Den jungen Aktivist*innen möchte ich also Folgendes mitgeben: Ja, lass uns diese Arbeit machen, sie muss getan werden. Wir sind hier, um zu versuchen, aus diesem Ort einen besseren zu machen, und das ist für sich genommen wirklich bewundernswert. Vergesst darüber jedoch nicht, gut für euch zu sorgen, euch Auszeiten zu nehmen und euch ein Unterstützungssystem aufzubauen. Kümmert euch um eure geistige Gesundheit, um euren Körper und kümmert euch umeinander. Auf diese Weise könnt ihr für lange Zeit starke und gefährliche Kämpferinnen an vorderster Front bleiben.

Genau wie Audre Lorde uns daran erinnert hat, dass Selbstfürsorge politische Kriegsführung ist.
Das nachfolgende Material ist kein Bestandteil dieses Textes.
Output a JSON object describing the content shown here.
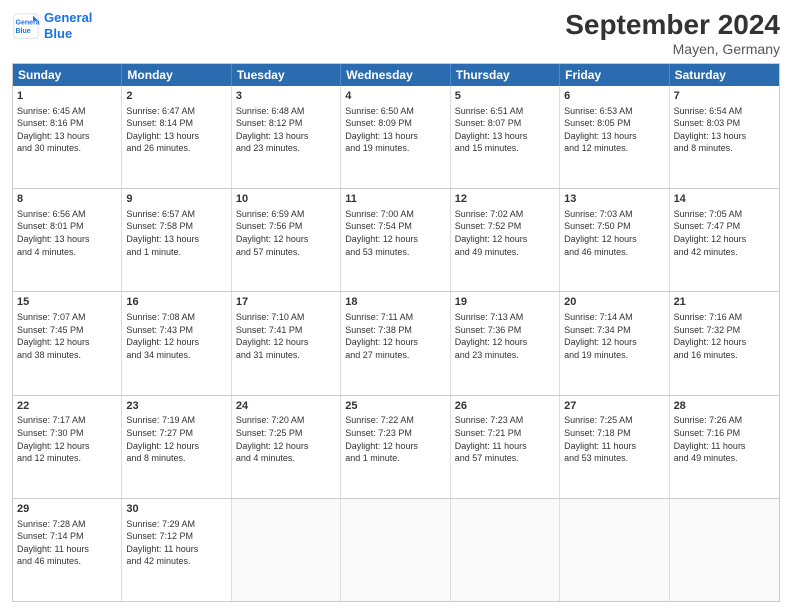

Yvee: Ganz genau. So ist es in der Tat. Und ich bin froh, dass diese Art von Diskurs jetzt auch im queeren Bereich stattfindet. Vor einigen Jahren war das allerdings noch nicht der Fall. Wir wollten nur Druck ausüben und nonstop voranpreschen. Deshalb, -  auch wenn ich jetzt vielleicht wie eine Schallplatte klinge, die einen Sprung hat - , sorgt bitte gut für euch, ganz besonders in Zeiten wie diesen, in denen das gesamte Dasein ein bisschen ungewiss und die Zukunft ein bisschen vage ist und wir bereits so viel Isolation erlebt haben. Es hat sich tatsächlich schon eine ganze Menge getan in unserem Dasein. Es ist gut, sich die Zeit zu nehmen, um mal tief durchzuatmen.